Depending on the security operations teams’ capacity for mitigating the events raised by cloud SIEM, it may be financially beneficial to reduce the rolling window if the team is overwhelmed with unresolvable events. I’d be hesitant to reduce that rolling window. Instead, I would recommend CISOs with under-resourced teams find and engage a managed security services provider to fill that skills gap.
A question then arises as to the value of retaining multiple years of event logs. Is multi-year log retainment purely a compliance tick-box?
While day-to-day cloud SIEM operations may focus on a one-year rolling window, it can be beneficial to organize a twice-annual threat hunt against several years of event logs using the latest available threat intelligence and indicator of compromise (IoC) information as seeds for investigation. These periodic events have two objectives: reduce your average monthly cloud SIEM operating costs (by temporarily loading and unloading the historic data) and allow teams to change mode and “deep dive” into a broader set of data while looking for “low and slow” compromises. If an older breach is detected, incrementally older event logs could be included in the quest to uncover the origin point of an intruder’s penetration or full spectrum of records accessed.
Caution over infinite event log retention may be warranted, however. If the breached organization only has a couple years of logs, versus being able to trace breach inception to, say, four years earlier, their public disclosure to customers may sound worse to some ears (including regulators). For example, disclosing “we can confirm customers over the last two years are affected” is a weaker disclosure than “customers since July 4th 2015 are affected”. Finding the sweet-spot in log retention needs to be a board-level decision.
Having moved to cloud SIEM, CISOs also need to decide what logs should be included and what log settings should be used.
Ideally, all event logs should be passed to the cloud SIEM. That is because the AI and log analytics systems powering threat detection and automated response thrive on data. Additionally, inclusion of logs from the broadest spectrum of enterprise devices and applications will help reduce detection times and remove potential false positives, which increase overall confidence in the system’s recommendations.
Most applications and networked appliances allow for different levels of logging, including scaling from error messages to alerts and error messages through to errors, warnings, status messages, and debugging information.

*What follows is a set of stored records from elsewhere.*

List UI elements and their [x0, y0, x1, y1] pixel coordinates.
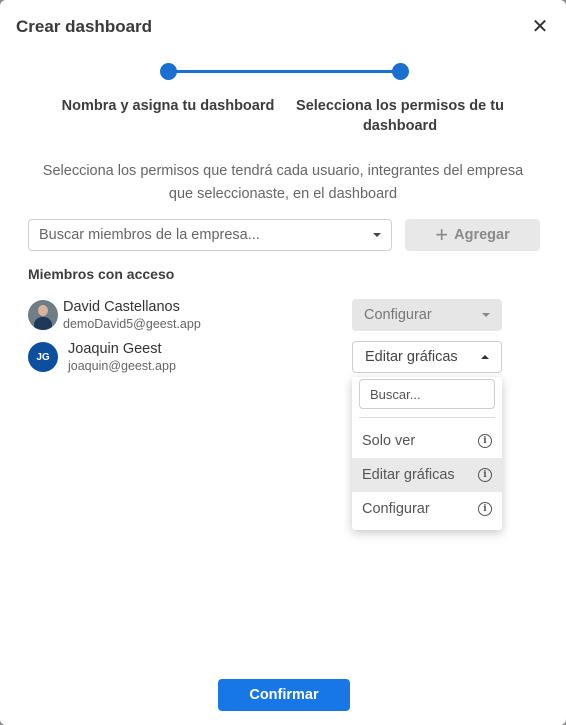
stepper-line [168, 70, 400, 73]
option-solo-ver[interactable]: Solo ver i [352, 424, 502, 458]
permission-value: Configurar [364, 307, 432, 323]
stepper: Nombra y asigna tu dashboard Selecciona … [0, 60, 566, 140]
permission-select-joaquin[interactable]: Editar gráficas [352, 341, 502, 373]
member-search-input[interactable] [39, 227, 373, 243]
add-member-button[interactable]: + Agregar [405, 219, 540, 251]
dropdown-divider [359, 417, 495, 418]
member-email: joaquin@geest.app [68, 359, 176, 373]
info-icon[interactable]: i [478, 434, 492, 448]
member-email: demoDavid5@geest.app [63, 317, 201, 331]
option-label: Solo ver [362, 433, 416, 449]
avatar: JG [28, 342, 58, 372]
step-1-label: Nombra y asigna tu dashboard [61, 98, 275, 114]
permission-search-input[interactable] [359, 379, 495, 409]
member-search-select[interactable] [28, 219, 392, 251]
permission-select-david: Configurar [352, 299, 502, 331]
chevron-down-icon[interactable] [373, 233, 381, 237]
option-editar-graficas[interactable]: Editar gráficas i [352, 458, 502, 492]
step-2-label: Selecciona los permisos de tu dashboard [296, 98, 504, 134]
permissions-description: Selecciona los permisos que tendrá cada … [42, 163, 524, 202]
option-configurar[interactable]: Configurar i [352, 492, 502, 526]
option-label: Configurar [362, 501, 430, 517]
members-section-title: Miembros con acceso [28, 266, 175, 282]
step-2-dot [392, 63, 409, 80]
member-name: Joaquin Geest [68, 341, 162, 357]
step-1-dot [160, 63, 177, 80]
info-icon[interactable]: i [478, 468, 492, 482]
plus-icon: + [435, 222, 449, 247]
avatar-head [38, 305, 48, 316]
close-icon[interactable]: ✕ [528, 15, 552, 39]
chevron-down-icon [482, 313, 490, 317]
avatar [28, 300, 58, 330]
create-dashboard-modal: Crear dashboard ✕ Nombra y asigna tu das… [0, 0, 566, 725]
member-name: David Castellanos [63, 299, 180, 315]
option-label: Editar gráficas [362, 467, 455, 483]
modal-title: Crear dashboard [16, 17, 153, 36]
confirm-button[interactable]: Confirmar [218, 679, 350, 711]
info-icon[interactable]: i [478, 502, 492, 516]
permission-value: Editar gráficas [365, 349, 458, 365]
avatar-body [34, 317, 52, 330]
add-button-label: Agregar [454, 227, 510, 243]
permission-dropdown-menu: Solo ver i Editar gráficas i Configurar … [352, 377, 502, 530]
chevron-up-icon[interactable] [481, 355, 489, 359]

In general, the greater the detail in the event logs, the greater the value they bring to cloud SIEM. In this way, upgrading from “normal” to “verbose” log settings can offer several threat response advantages – particularly when it comes to handling misconfigurations and criticality determination.
The symbiotic development of cloud SIEM and cloud AI innovation continues at an astounding pace. While cloud SIEM may be new for most organizations, its ability to harness the innate capabilities of public cloud are transforming security operations. Not only are threats being uncovered quicker and responses managed more efficiently, but continual advancements in the core AI makes the technology more valuable while costs of operating SIEM and storing data in the cloud continue to drop. This makes it possible for companies to make pragmatic use of the intelligent cloud by operating on a one-year window of hot data while getting value out of older data, stored cold, on twice a year threat hunts.